As part of the study, German and Japanese researchers injected a gene called ARHGAP1, which directs stem cells into the human brain, into the brains of marmoset fetuses, known as a primate species. In the findings shared in June, it was stated that the neocortex part of the primate brain, responsible for cognition and language, developed and grew after the procedure.

The size of the monkeys’ brains nearly doubled:

According to images published by the researchers, the modified monkey brains nearly doubled in size at around 100 days of pregnancy. Speaking on the results, Michael Heide, author of the study, said: “We really found that the neocortex of the normal marmoset brain is expanding and the surface of the brain is folding.”

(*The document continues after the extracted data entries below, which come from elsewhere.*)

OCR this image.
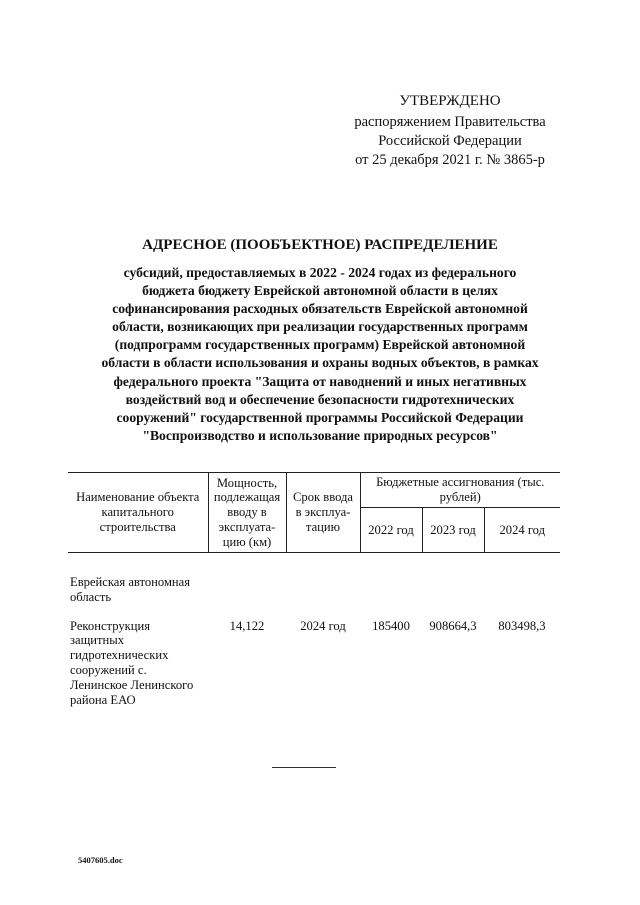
УТВЕРЖДЕНО
распоряжением Правительства
Российской Федерации
от 25 декабря 2021 г. № 3865-р
АДРЕСНОЕ (ПООБЪЕКТНОЕ) РАСПРЕДЕЛЕНИЕ
субсидий, предоставляемых в 2022 - 2024 годах из федерального
бюджета бюджету Еврейской автономной области в целях
софинансирования расходных обязательств Еврейской автономной
области, возникающих при реализации государственных программ
(подпрограмм государственных программ) Еврейской автономной
области в области использования и охраны водных объектов, в рамках
федерального проекта "Защита от наводнений и иных негативных
воздействий вод и обеспечение безопасности гидротехнических
сооружений" государственной программы Российской Федерации
"Воспроизводство и использование природных ресурсов"
Наименование объекта капитального строительства	Мощность, подлежащая вводу в эксплуата-цию (км)	Срок ввода в эксплуа-тацию	Бюджетные ассигнования (тыс. рублей)		
			2022 год	2023 год	2024 год

Еврейская автономная область					

Реконструкция защитных гидротехнических сооружений с. Ленинское Ленинского района ЕАО	14,122	2024 год	185400	908664,3	803498,3
5407605.doc
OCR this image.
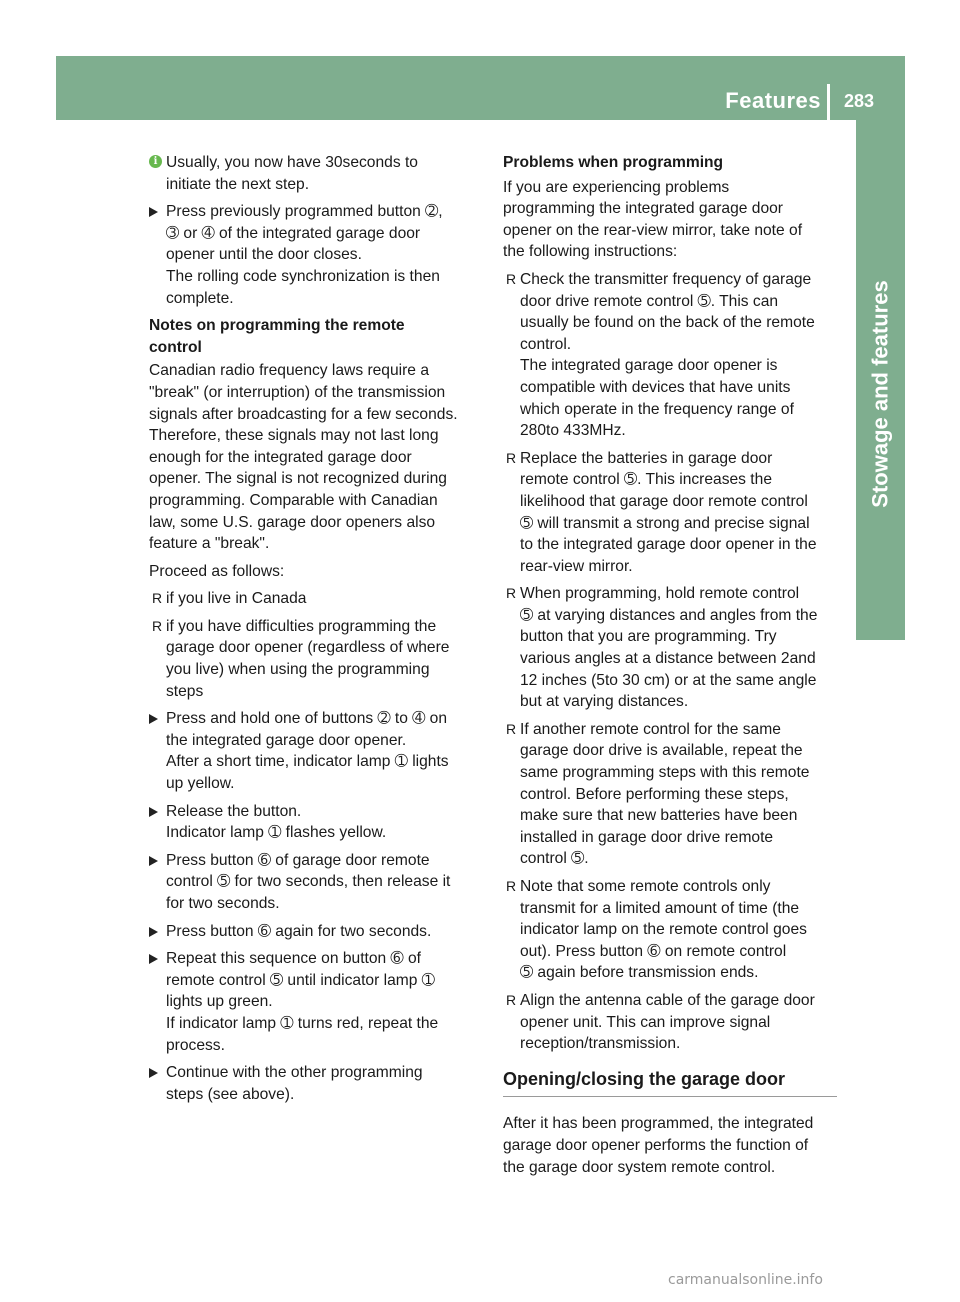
Features 283
Stowage and features
i Usually, you now have 30seconds to
initiate the next step.
Press previously programmed button ➁,
➂ or ➃ of the integrated garage door
opener until the door closes.
The rolling code synchronization is then
complete.
Notes on programming the remote
control
Canadian radio frequency laws require a
"break" (or interruption) of the transmission
signals after broadcasting for a few seconds.
Therefore, these signals may not last long
enough for the integrated garage door
opener. The signal is not recognized during
programming. Comparable with Canadian
law, some U.S. garage door openers also
feature a "break".
Proceed as follows:
R if you live in Canada
R if you have difficulties programming the
garage door opener (regardless of where
you live) when using the programming
steps
Press and hold one of buttons ➁ to ➃ on
the integrated garage door opener.
After a short time, indicator lamp ➀ lights
up yellow.
Release the button.
Indicator lamp ➀ flashes yellow.
Press button ➅ of garage door remote
control ➄ for two seconds, then release it
for two seconds.
Press button ➅ again for two seconds.
Repeat this sequence on button ➅ of
remote control ➄ until indicator lamp ➀
lights up green.
If indicator lamp ➀ turns red, repeat the
process.
Continue with the other programming
steps (see above).
Problems when programming
If you are experiencing problems
programming the integrated garage door
opener on the rear-view mirror, take note of
the following instructions:
R Check the transmitter frequency of garage
door drive remote control ➄. This can
usually be found on the back of the remote
control.
The integrated garage door opener is
compatible with devices that have units
which operate in the frequency range of
280to 433MHz.
R Replace the batteries in garage door
remote control ➄. This increases the
likelihood that garage door remote control
➄ will transmit a strong and precise signal
to the integrated garage door opener in the
rear-view mirror.
R When programming, hold remote control
➄ at varying distances and angles from the
button that you are programming. Try
various angles at a distance between 2and
12 inches (5to 30 cm) or at the same angle
but at varying distances.
R If another remote control for the same
garage door drive is available, repeat the
same programming steps with this remote
control. Before performing these steps,
make sure that new batteries have been
installed in garage door drive remote
control ➄.
R Note that some remote controls only
transmit for a limited amount of time (the
indicator lamp on the remote control goes
out). Press button ➅ on remote control
➄ again before transmission ends.
R Align the antenna cable of the garage door
opener unit. This can improve signal
reception/transmission.
Opening/closing the garage door
After it has been programmed, the integrated
garage door opener performs the function of
the garage door system remote control.
carmanualsonline.info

As a result of the investigations, the scientists claimed that the neocortex is the most recent evolutionary part of the brain. This part, which constitutes about three quarters of the mass of the human brain, is involved in the execution of higher human functions such as sensory perception, the formation of motor commands, conscious thinking and language.

Although the experiment resulted in monkey fetuses with larger, more developed, and more human-like brains, the scientists chose to have the monkey fetuses removed by caesarean section due to ethical concerns and “unpredictable results.”

Wieland Huttner, one of the authors of the study, said in a press release that it would be irresponsible and unethical to allow the experiment to move beyond the fetal stage and give birth to monkeys carrying the human gene.